Pour le village ou la tribu, il faut construire ou réparer les chemins, les lieux publics, les fontaines, mettre en valeur les terrains communaux. Au profit des particuliers, les hommes du village doivent intervenir chaque fois que quelqu’un se trouve engagé dans une entreprise difficile : transport de la charpente pour son habitation, de meules pour le moulin, impossibilité de ramasser ses olives ou de récolter ses fruits, de moissonner ses champs, ou de battre ses céréales. Ainsi l’entraide qui était à l’origine une nécessité vitale est devenue très vite, semble-t-il, une institution minutieusement codifiée, égale pour tous, admise par tous jusque dans ses imperfections. Mais, parallèlement à cette administration officielle qu’il faut subir qu’on le veuille ou non, l’esprit mutualiste et coopératif joue librement au gré des affinités au sein des kharoubas et des familles. Cette libre coopération s’appelle la Touisa ou plus exactement Thiouizi.

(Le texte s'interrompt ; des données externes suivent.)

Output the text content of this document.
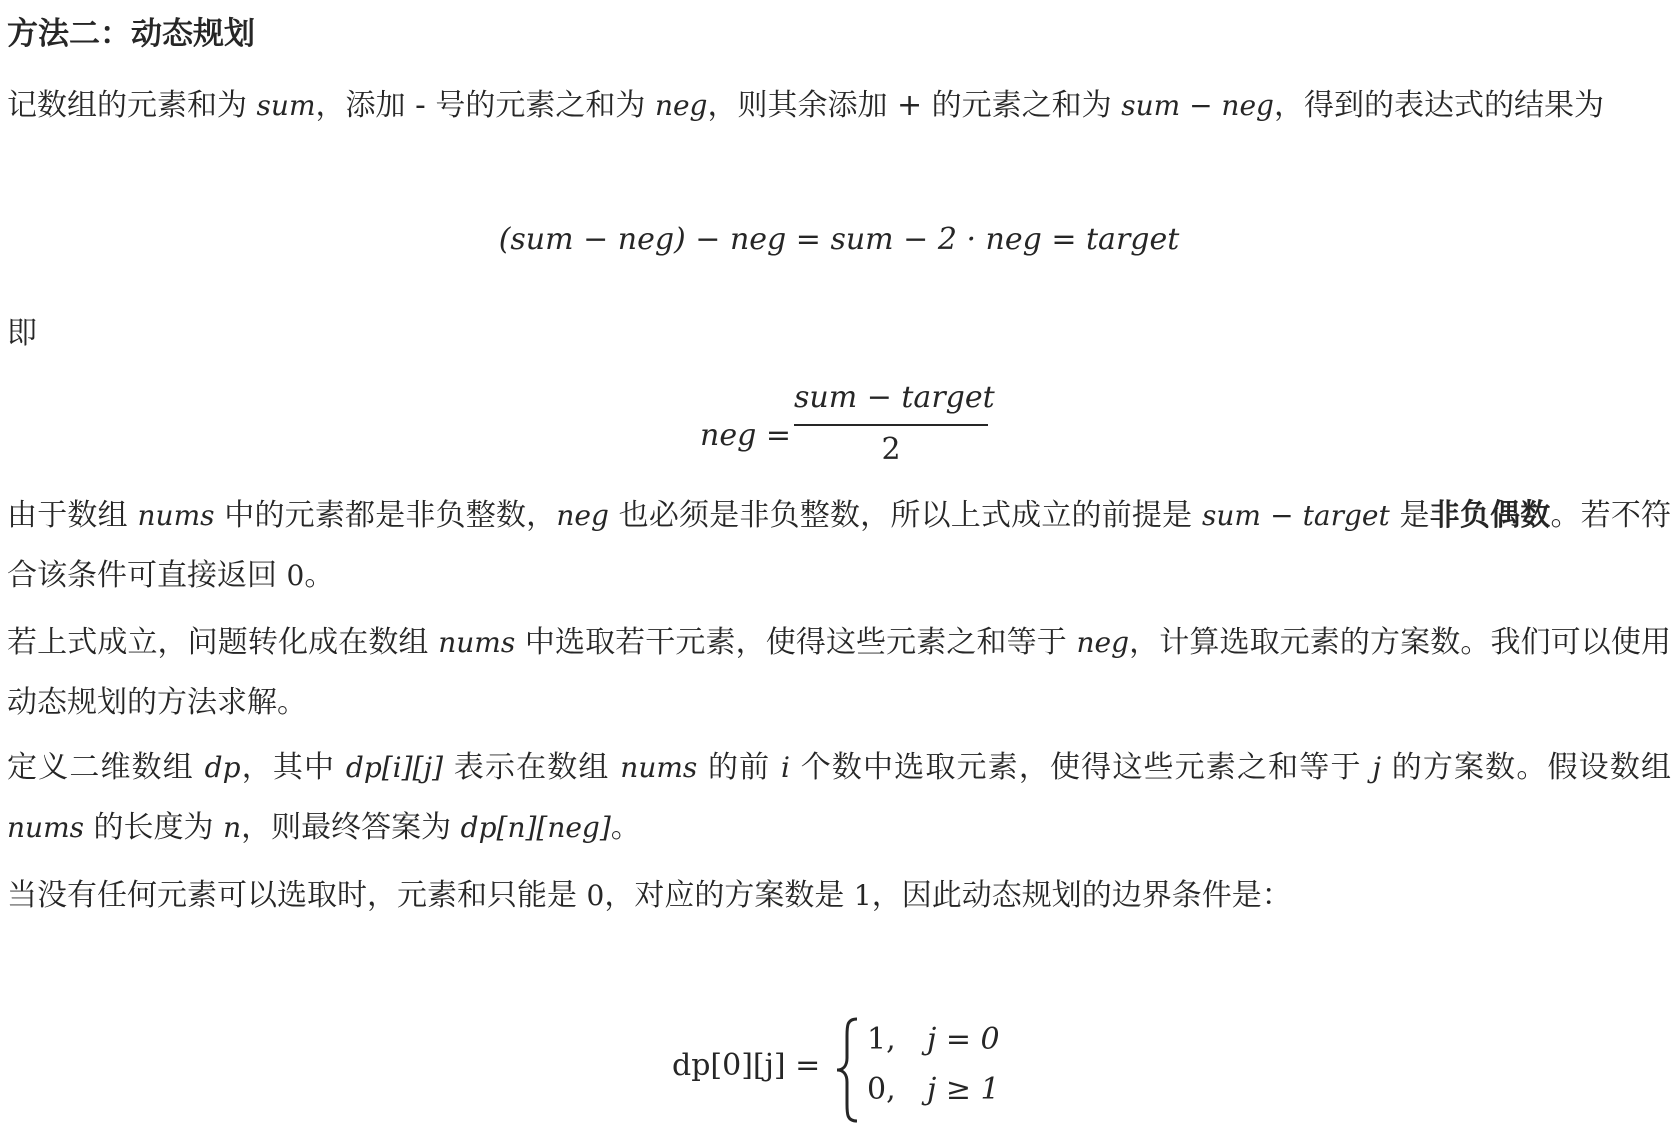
方法二：动态规划
记数组的元素和为 sum，添加 - 号的元素之和为 neg，则其余添加 + 的元素之和为 sum − neg，得到的表达式的结果为
(sum − neg) − neg = sum − 2 · neg = target
即
neg =
sum − target
2
由于数组 nums 中的元素都是非负整数，neg 也必须是非负整数，所以上式成立的前提是 sum − target 是非负偶数。若不符合该条件可直接返回 0。
若上式成立，问题转化成在数组 nums 中选取若干元素，使得这些元素之和等于 neg，计算选取元素的方案数。我们可以使用动态规划的方法求解。
定义二维数组 dp，其中 dp[i][j] 表示在数组 nums 的前 i 个数中选取元素，使得这些元素之和等于 j 的方案数。假设数组 nums 的长度为 n，则最终答案为 dp[n][neg]。
当没有任何元素可以选取时，元素和只能是 0，对应的方案数是 1，因此动态规划的边界条件是：
dp[0][j] =
1, j = 0
0, j ≥ 1
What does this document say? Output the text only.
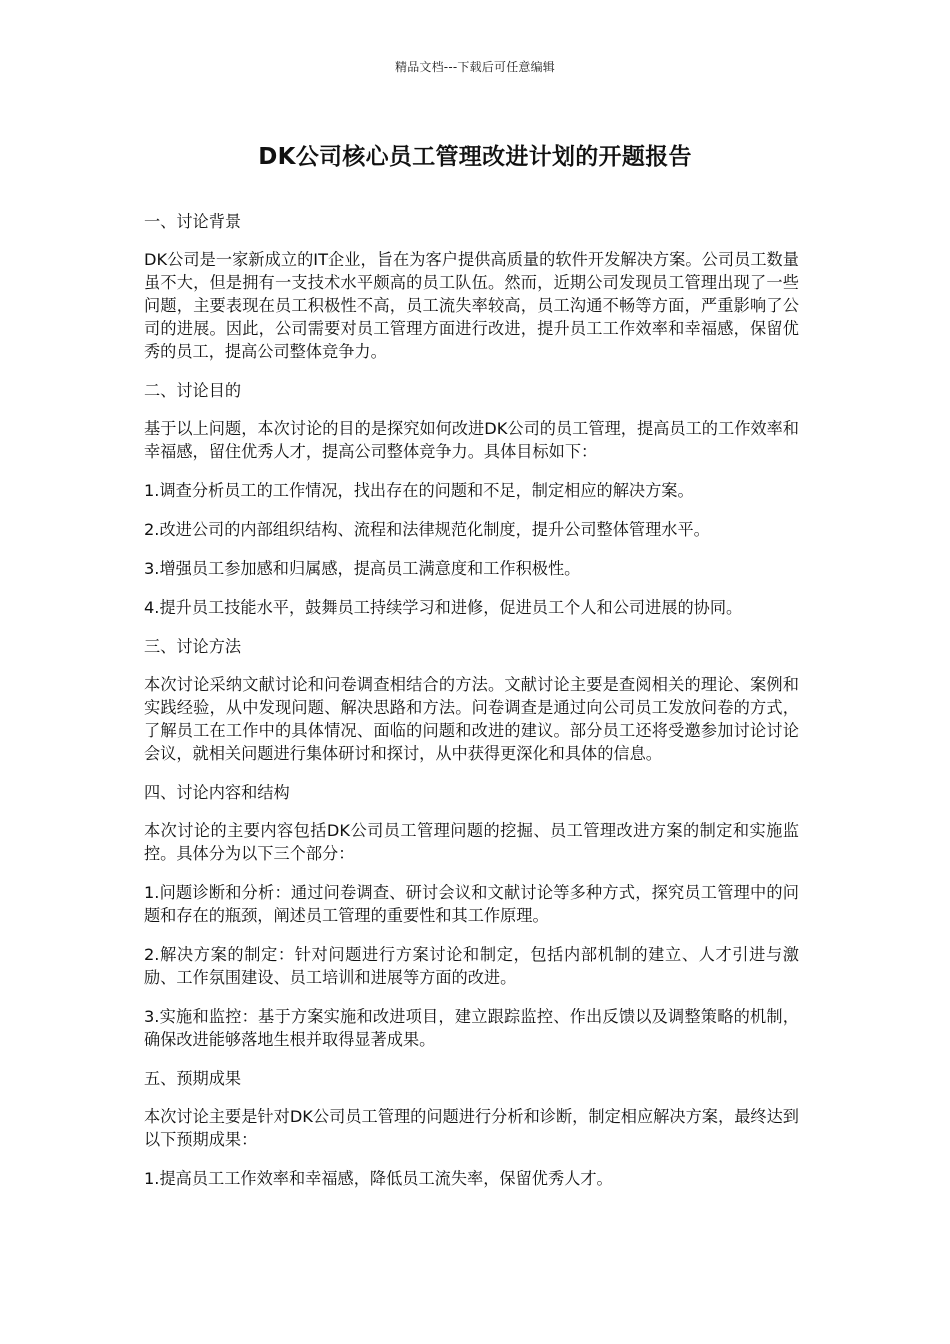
精品文档---下载后可任意编辑
DK公司核心员工管理改进计划的开题报告

一、讨论背景

DK公司是一家新成立的IT企业，旨在为客户提供高质量的软件开发解决方案。公司员工数量虽不大，但是拥有一支技术水平颇高的员工队伍。然而，近期公司发现员工管理出现了一些问题，主要表现在员工积极性不高，员工流失率较高，员工沟通不畅等方面，严重影响了公司的进展。因此，公司需要对员工管理方面进行改进，提升员工工作效率和幸福感，保留优秀的员工，提高公司整体竞争力。

二、讨论目的

基于以上问题，本次讨论的目的是探究如何改进DK公司的员工管理，提高员工的工作效率和幸福感，留住优秀人才，提高公司整体竞争力。具体目标如下：

1.调查分析员工的工作情况，找出存在的问题和不足，制定相应的解决方案。

2.改进公司的内部组织结构、流程和法律规范化制度，提升公司整体管理水平。

3.增强员工参加感和归属感，提高员工满意度和工作积极性。

4.提升员工技能水平，鼓舞员工持续学习和进修，促进员工个人和公司进展的协同。

三、讨论方法

本次讨论采纳文献讨论和问卷调查相结合的方法。文献讨论主要是查阅相关的理论、案例和实践经验，从中发现问题、解决思路和方法。问卷调查是通过向公司员工发放问卷的方式，了解员工在工作中的具体情况、面临的问题和改进的建议。部分员工还将受邀参加讨论讨论会议，就相关问题进行集体研讨和探讨，从中获得更深化和具体的信息。

四、讨论内容和结构

本次讨论的主要内容包括DK公司员工管理问题的挖掘、员工管理改进方案的制定和实施监控。具体分为以下三个部分：

1.问题诊断和分析：通过问卷调查、研讨会议和文献讨论等多种方式，探究员工管理中的问题和存在的瓶颈，阐述员工管理的重要性和其工作原理。

2.解决方案的制定：针对问题进行方案讨论和制定，包括内部机制的建立、人才引进与激励、工作氛围建设、员工培训和进展等方面的改进。

3.实施和监控：基于方案实施和改进项目，建立跟踪监控、作出反馈以及调整策略的机制，确保改进能够落地生根并取得显著成果。

五、预期成果

本次讨论主要是针对DK公司员工管理的问题进行分析和诊断，制定相应解决方案，最终达到以下预期成果：

1.提高员工工作效率和幸福感，降低员工流失率，保留优秀人才。
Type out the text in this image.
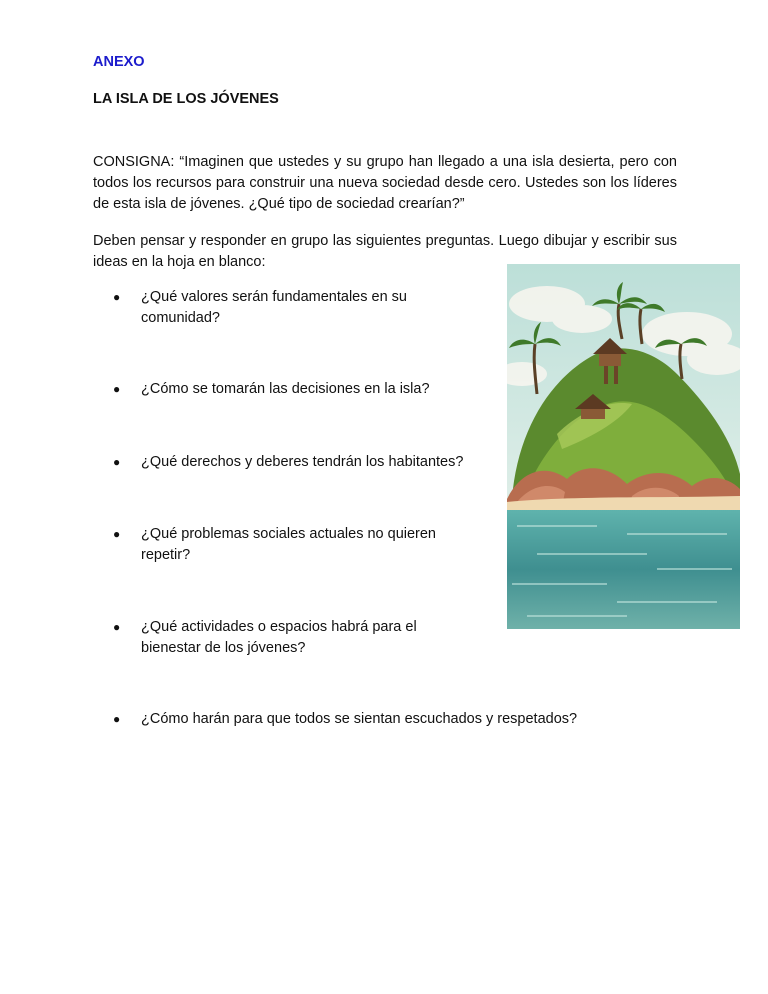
ANEXO
LA ISLA DE LOS JÓVENES

CONSIGNA: “Imaginen que ustedes y su grupo han llegado a una isla desierta, pero con todos los recursos para construir una nueva sociedad desde cero. Ustedes son los líderes de esta isla de jóvenes. ¿Qué tipo de sociedad crearían?”

Deben pensar y responder en grupo las siguientes preguntas. Luego dibujar y escribir sus ideas en la hoja en blanco:

●	¿Qué valores serán fundamentales en su comunidad?
●	¿Cómo se tomarán las decisiones en la isla?
●	¿Qué derechos y deberes tendrán los habitantes?
●	¿Qué problemas sociales actuales no quieren repetir?
●	¿Qué actividades o espacios habrá para el bienestar de los jóvenes?
●	¿Cómo harán para que todos se sientan escuchados y respetados?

Le jour où elle se pratique est un jour de fête qui réunit tous les membres d’une collectivité et où l’on oublie les querelles intestines. A Iouaziouen Rebbi Aokni Aouen Kemelthagh thirni Aka ddasaouen… A Iouaziouen A iath echchemla Kemelthagh thirni A lama ddelaâcha11 … Iouaziouen, Ce sont les travailleurs. Mais des travailleurs heureux. Heureux d’être jeunes ou dans la force de l’âge, heureux de montrer cette force aux femmes qui les flattent par leurs chants, en des couplets parfois audacieux qu’elles improvisent brillamment, prises au jeu, plus excitées encore que les hommes. Et du moment que les jeunes filles voient, chantent et, malicieuses, peuvent s’adresser indirectement à l’un ou l’autre, manifester une préférence, lancer à la cantonnade comme une espèce d’aveu ou de vague promesse, l’ouvrage sans défaillance sera poursuivi jusqu’au haut des crêtes, personne ne songera à s’arrêter jusqu’au crépuscule. Voilà ce que c’est que Thiouizi : une fête champêtre comparable aux dionysies, un prétexte pour exprimer sa joie et sa santé, une occasion de glorifier les dieux de la terre, des moissons et des récoltes, fondus depuis des siècles dans le moule d’Allah l’Unique mais pouvant encore se manifester individuellement en faveur des croyants grâce aux vieux chênes et oléastres qui demeurent leur traditionnel abri.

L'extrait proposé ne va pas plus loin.